Je pense qu’il faut faire émerger des solutions d’espoir. Les gens voyant qu’il y a des fleurs qui apparaissent quelque part, considèrent qu'elles peuvent aussi avoir leur place dans leur jardin; et, petit à petit, de nouvelles actions postives sont générées. Je crois qu’il faut donner confiance aux gens. Le développement, c’est aussi une question de confiance.

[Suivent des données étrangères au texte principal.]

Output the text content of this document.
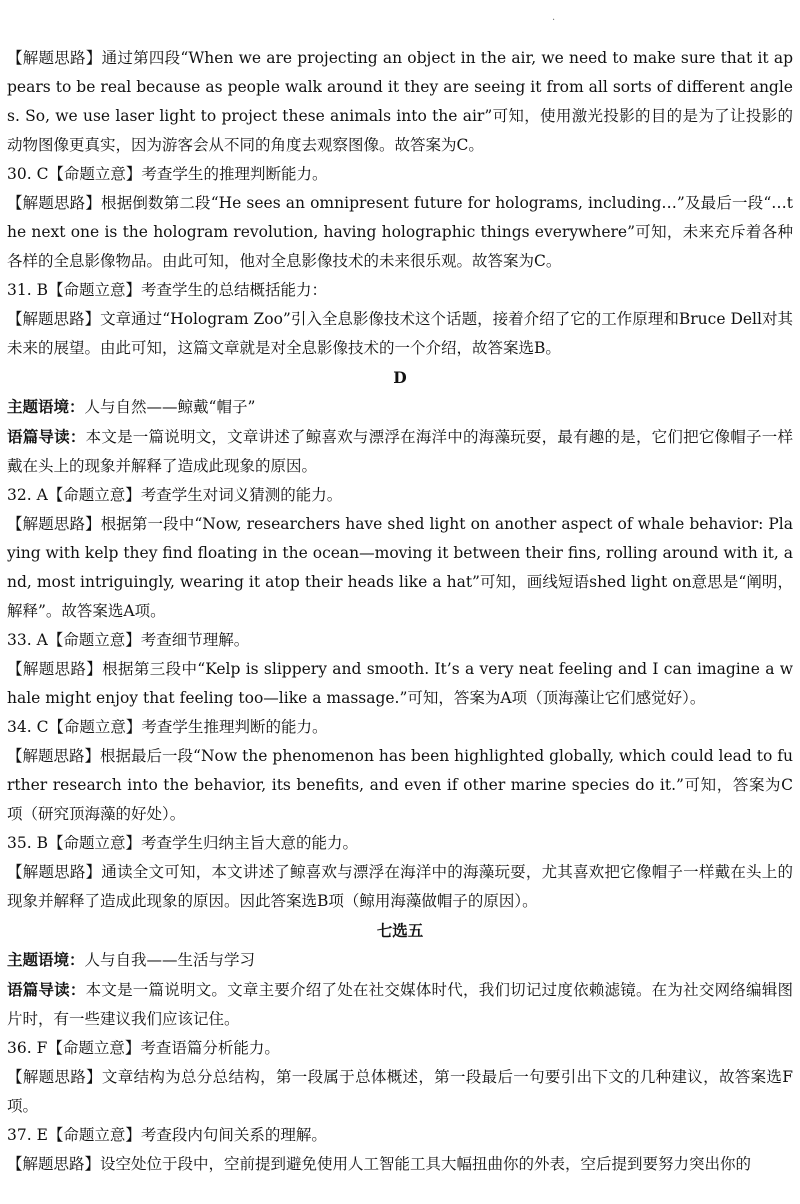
·

【解题思路】通过第四段“When we are projecting an object in the air, we need to make sure that it appears to be real because as people walk around it they are seeing it from all sorts of different angles. So, we use laser light to project these animals into the air”可知，使用激光投影的目的是为了让投影的动物图像更真实，因为游客会从不同的角度去观察图像。故答案为C。

30. C【命题立意】考查学生的推理判断能力。

【解题思路】根据倒数第二段“He sees an omnipresent future for holograms, including…”及最后一段“…the next one is the hologram revolution, having holographic things everywhere”可知，未来充斥着各种各样的全息影像物品。由此可知，他对全息影像技术的未来很乐观。故答案为C。

31. B【命题立意】考查学生的总结概括能力：

【解题思路】文章通过“Hologram Zoo”引入全息影像技术这个话题，接着介绍了它的工作原理和Bruce Dell对其未来的展望。由此可知，这篇文章就是对全息影像技术的一个介绍，故答案选B。

D

主题语境：人与自然——鲸戴“帽子”

语篇导读：本文是一篇说明文，文章讲述了鲸喜欢与漂浮在海洋中的海藻玩耍，最有趣的是，它们把它像帽子一样戴在头上的现象并解释了造成此现象的原因。

32. A【命题立意】考查学生对词义猜测的能力。

【解题思路】根据第一段中“Now, researchers have shed light on another aspect of whale behavior: Playing with kelp they find floating in the ocean—moving it between their fins, rolling around with it, and, most intriguingly, wearing it atop their heads like a hat”可知，画线短语shed light on意思是“阐明，解释”。故答案选A项。

33. A【命题立意】考查细节理解。

【解题思路】根据第三段中“Kelp is slippery and smooth. It’s a very neat feeling and I can imagine a whale might enjoy that feeling too—like a massage.”可知，答案为A项（顶海藻让它们感觉好）。

34. C【命题立意】考查学生推理判断的能力。

【解题思路】根据最后一段“Now the phenomenon has been highlighted globally, which could lead to further research into the behavior, its benefits, and even if other marine species do it.”可知，答案为C项（研究顶海藻的好处）。

35. B【命题立意】考查学生归纳主旨大意的能力。

【解题思路】通读全文可知，本文讲述了鲸喜欢与漂浮在海洋中的海藻玩耍，尤其喜欢把它像帽子一样戴在头上的现象并解释了造成此现象的原因。因此答案选B项（鲸用海藻做帽子的原因）。

七选五

主题语境：人与自我——生活与学习

语篇导读：本文是一篇说明文。文章主要介绍了处在社交媒体时代，我们切记过度依赖滤镜。在为社交网络编辑图片时，有一些建议我们应该记住。

36. F【命题立意】考查语篇分析能力。

【解题思路】文章结构为总分总结构，第一段属于总体概述，第一段最后一句要引出下文的几种建议，故答案选F项。

37. E【命题立意】考查段内句间关系的理解。

【解题思路】设空处位于段中，空前提到避免使用人工智能工具大幅扭曲你的外表，空后提到要努力突出你的
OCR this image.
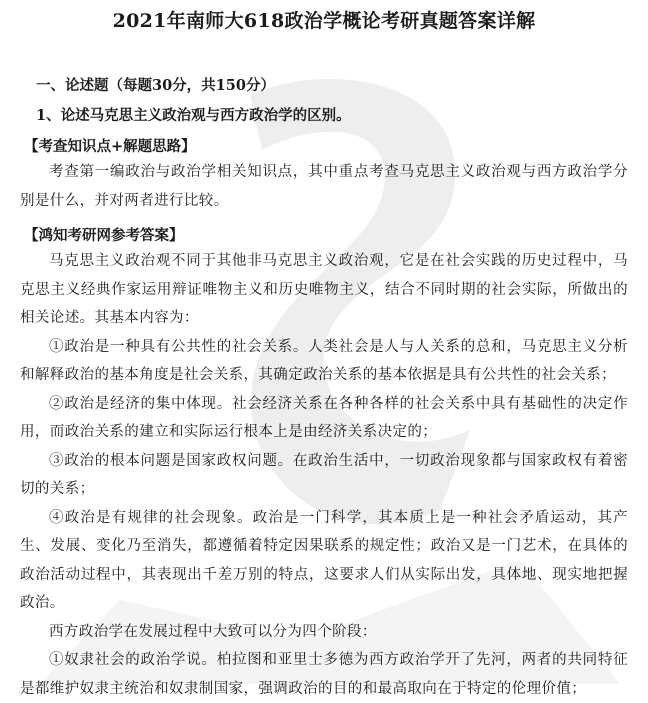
2021年南师大618政治学概论考研真题答案详解
一、论述题（每题30分，共150分）
1、论述马克思主义政治观与西方政治学的区别。
【考查知识点+解题思路】

考查第一编政治与政治学相关知识点，其中重点考查马克思主义政治观与西方政治学分别是什么，并对两者进行比较。

【鸿知考研网参考答案】

马克思主义政治观不同于其他非马克思主义政治观，它是在社会实践的历史过程中，马克思主义经典作家运用辩证唯物主义和历史唯物主义，结合不同时期的社会实际，所做出的相关论述。其基本内容为：

①政治是一种具有公共性的社会关系。人类社会是人与人关系的总和，马克思主义分析和解释政治的基本角度是社会关系，其确定政治关系的基本依据是具有公共性的社会关系；

②政治是经济的集中体现。社会经济关系在各种各样的社会关系中具有基础性的决定作用，而政治关系的建立和实际运行根本上是由经济关系决定的；

③政治的根本问题是国家政权问题。在政治生活中，一切政治现象都与国家政权有着密切的关系；

④政治是有规律的社会现象。政治是一门科学，其本质上是一种社会矛盾运动，其产生、发展、变化乃至消失，都遵循着特定因果联系的规定性；政治又是一门艺术，在具体的政治活动过程中，其表现出千差万别的特点，这要求人们从实际出发，具体地、现实地把握政治。

西方政治学在发展过程中大致可以分为四个阶段：

①奴隶社会的政治学说。柏拉图和亚里士多德为西方政治学开了先河，两者的共同特征是都维护奴隶主统治和奴隶制国家，强调政治的目的和最高取向在于特定的伦理价值；
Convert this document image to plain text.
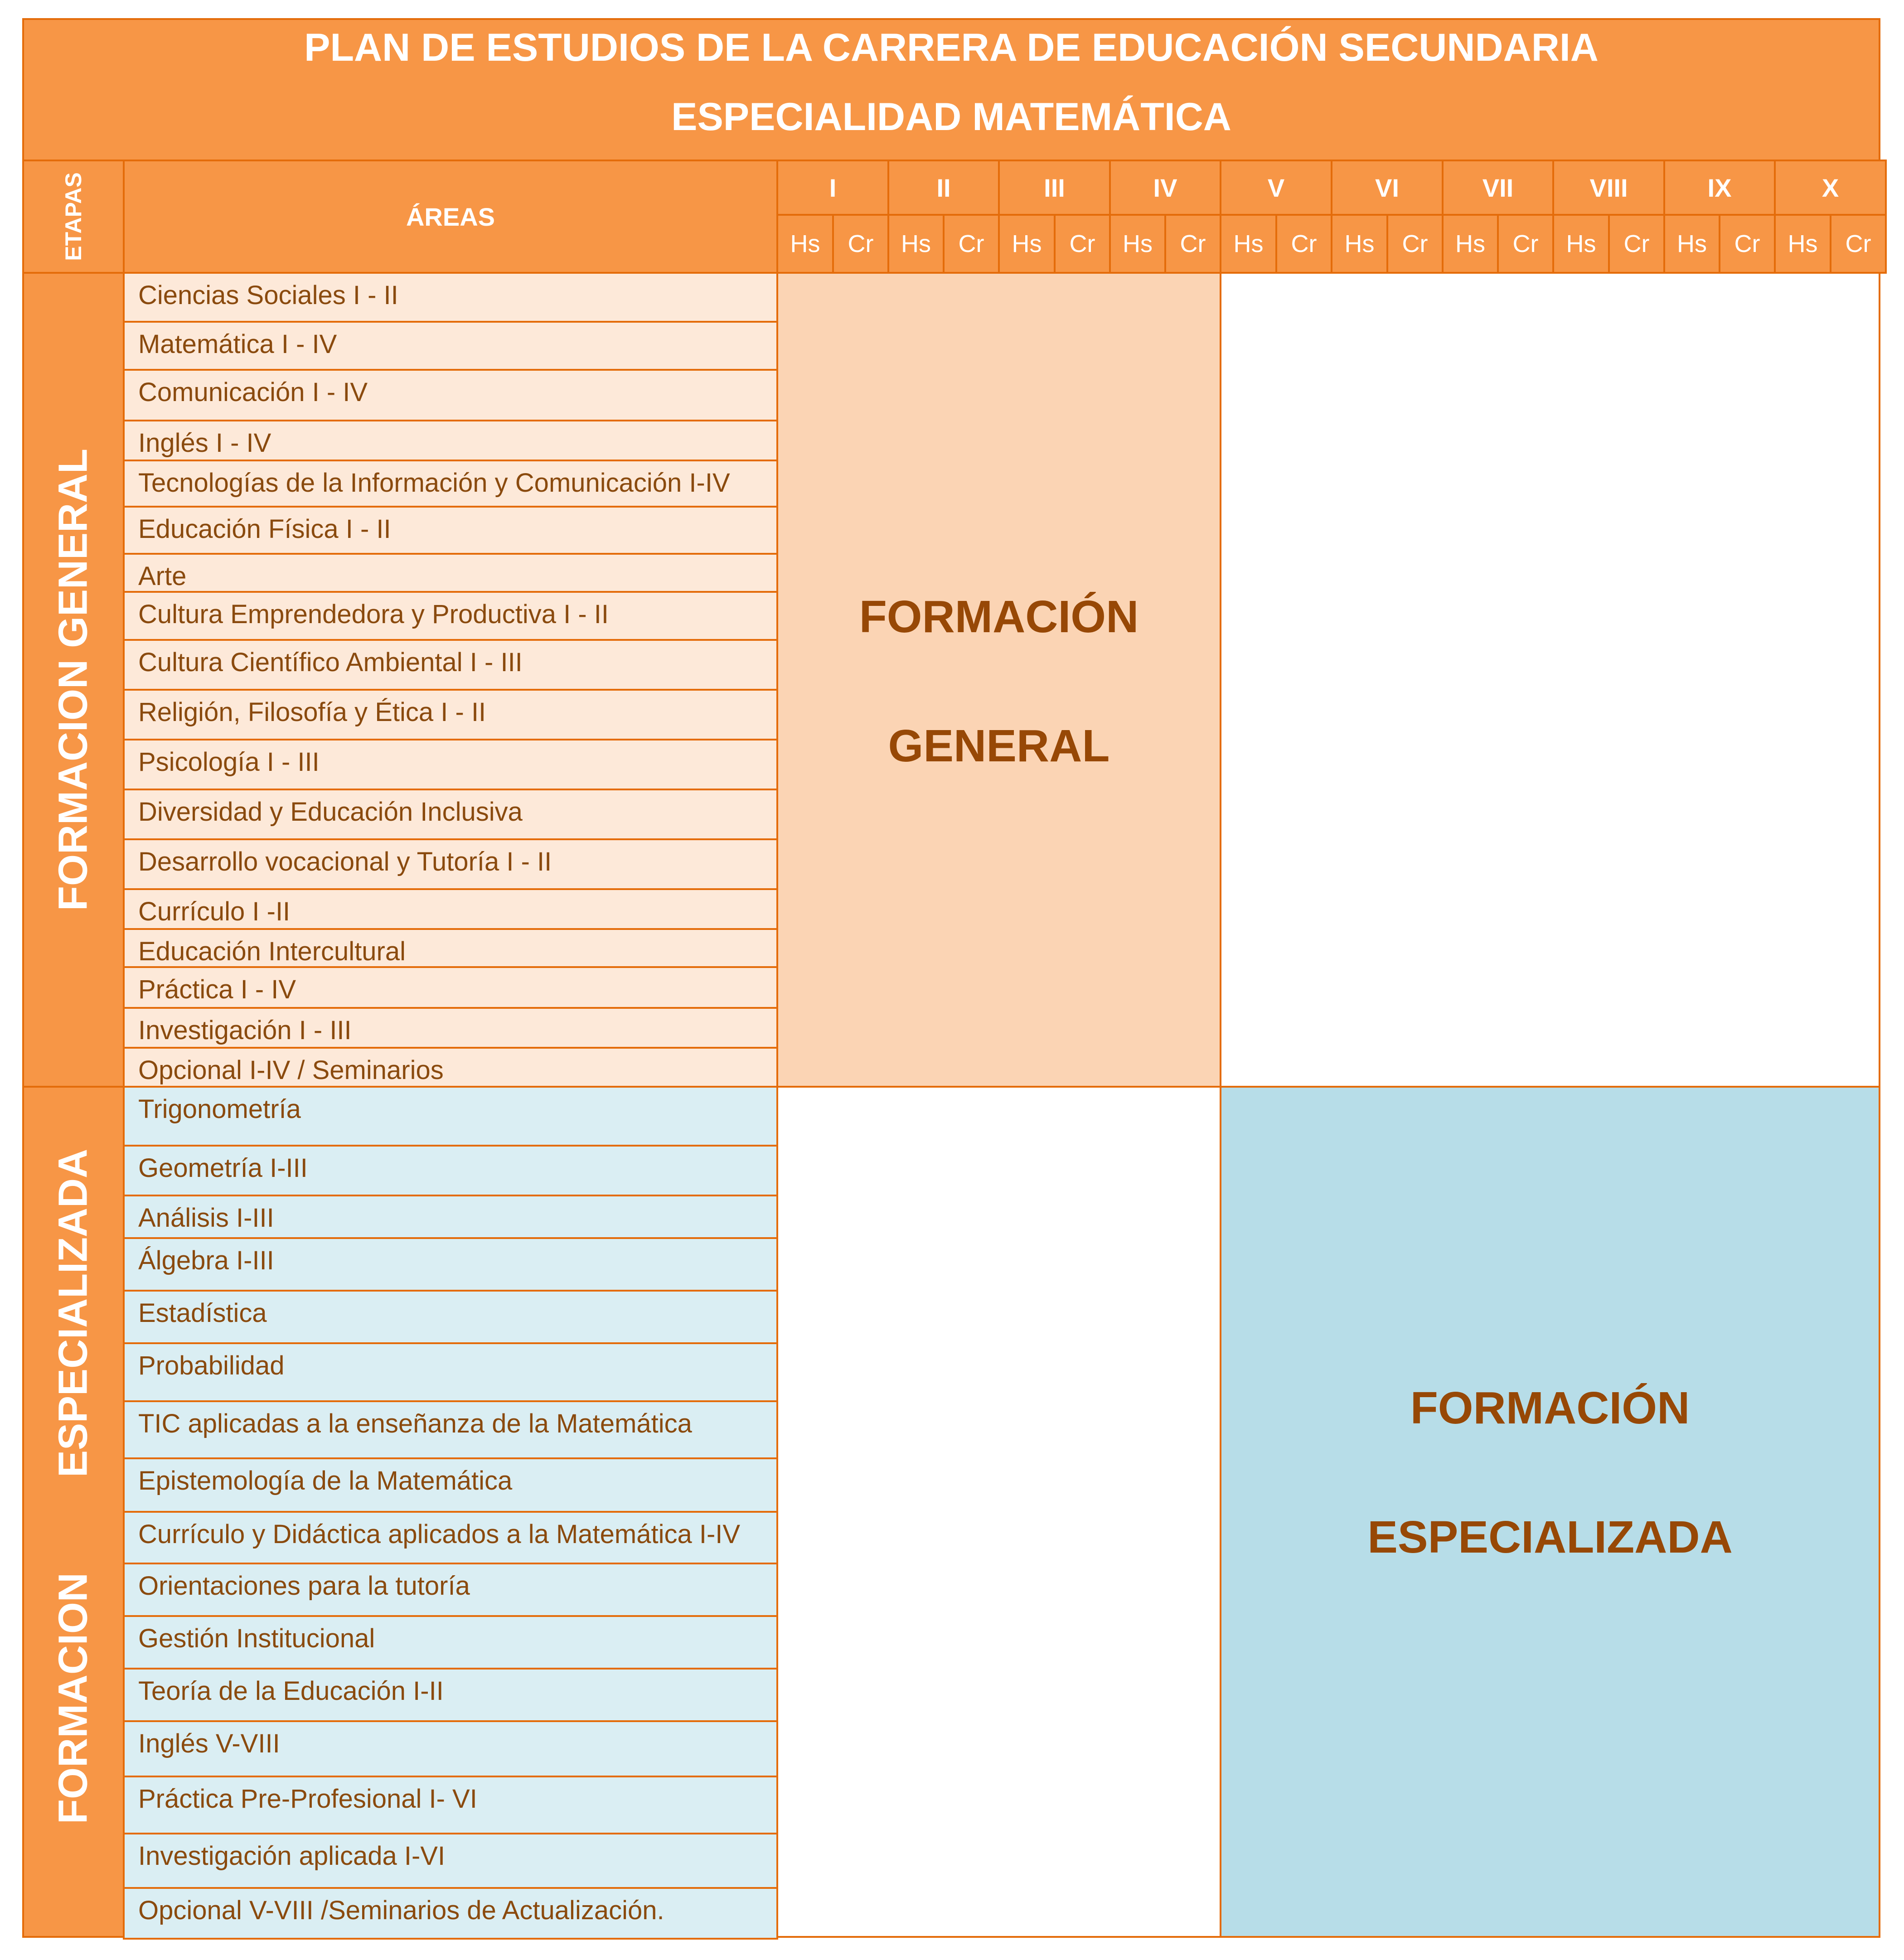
PLAN DE ESTUDIOS DE LA CARRERA DE EDUCACIÓN SECUNDARIA
ESPECIALIDAD MATEMÁTICA
ETAPAS	ÁREAS
I
Hs	Cr
II
Hs	Cr
III
Hs	Cr
IV
Hs	Cr
V
Hs	Cr
VI
Hs	Cr
VII
Hs	Cr
VIII
Hs	Cr
IX
Hs	Cr
X
Hs	Cr
FORMACION GENERAL
FORMACION  ESPECIALIZADA
Ciencias Sociales I - II
Matemática I - IV
Comunicación I - IV
Inglés I - IV
Tecnologías de la Información y Comunicación I-IV
Educación Física I - II
Arte
Cultura Emprendedora y Productiva I - II
Cultura Científico Ambiental I - III
Religión, Filosofía y Ética I - II
Psicología I - III
Diversidad y Educación Inclusiva
Desarrollo vocacional y Tutoría I - II
Currículo I -II
Educación Intercultural
Práctica I - IV
Investigación I - III
Opcional I-IV / Seminarios
Trigonometría
Geometría I-III
Análisis I-III
Álgebra I-III
Estadística
Probabilidad
TIC aplicadas a la enseñanza de la Matemática
Epistemología de la Matemática
Currículo y Didáctica aplicados a la Matemática I-IV
Orientaciones para la tutoría
Gestión Institucional
Teoría de la Educación I-II
Inglés V-VIII
Práctica Pre-Profesional I- VI
Investigación aplicada I-VI
Opcional V-VIII /Seminarios de Actualización.
FORMACIÓN
GENERAL
FORMACIÓN
ESPECIALIZADA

- Un dernier mot pour la jeunesse africaine
Le continent africain a une pyramide démographique inversée par rapport celle de l’Europe, c’est à dire qu’il y a plus de jeunes en Afrique. C’est à la fois un facteur d’optimisme et de préoccupation. Un facteur d’optimisme parce que plus de jeunes signifie plus de vie, d’actions à venir, de perspective. C’est une préoccupation parce que l’Afrique aujourd’hui a fait des grand progrès au niveau de l’éducation et de la formation avec beaucoup de diplômés mais aussi beaucoup de chômage. Elle doit se prendre en main et ne peut pas, sur la question sociale, tout attendre des pays du nord qui eux aussi sont en grande difficulté économique. L’Europe, les USA, le Canada et tous ces pays qui avaient besoin d’une forte immigration notamment de jeunes diplômés, la restreignent aujourd’hui parce qu’ils sont confrontés au chômage. Réfléchir à cet aspect du problème et trouver des débouchés à toute la jeunesse, et notamment aux jeunes diplômés devrait être une préoccupation majeure.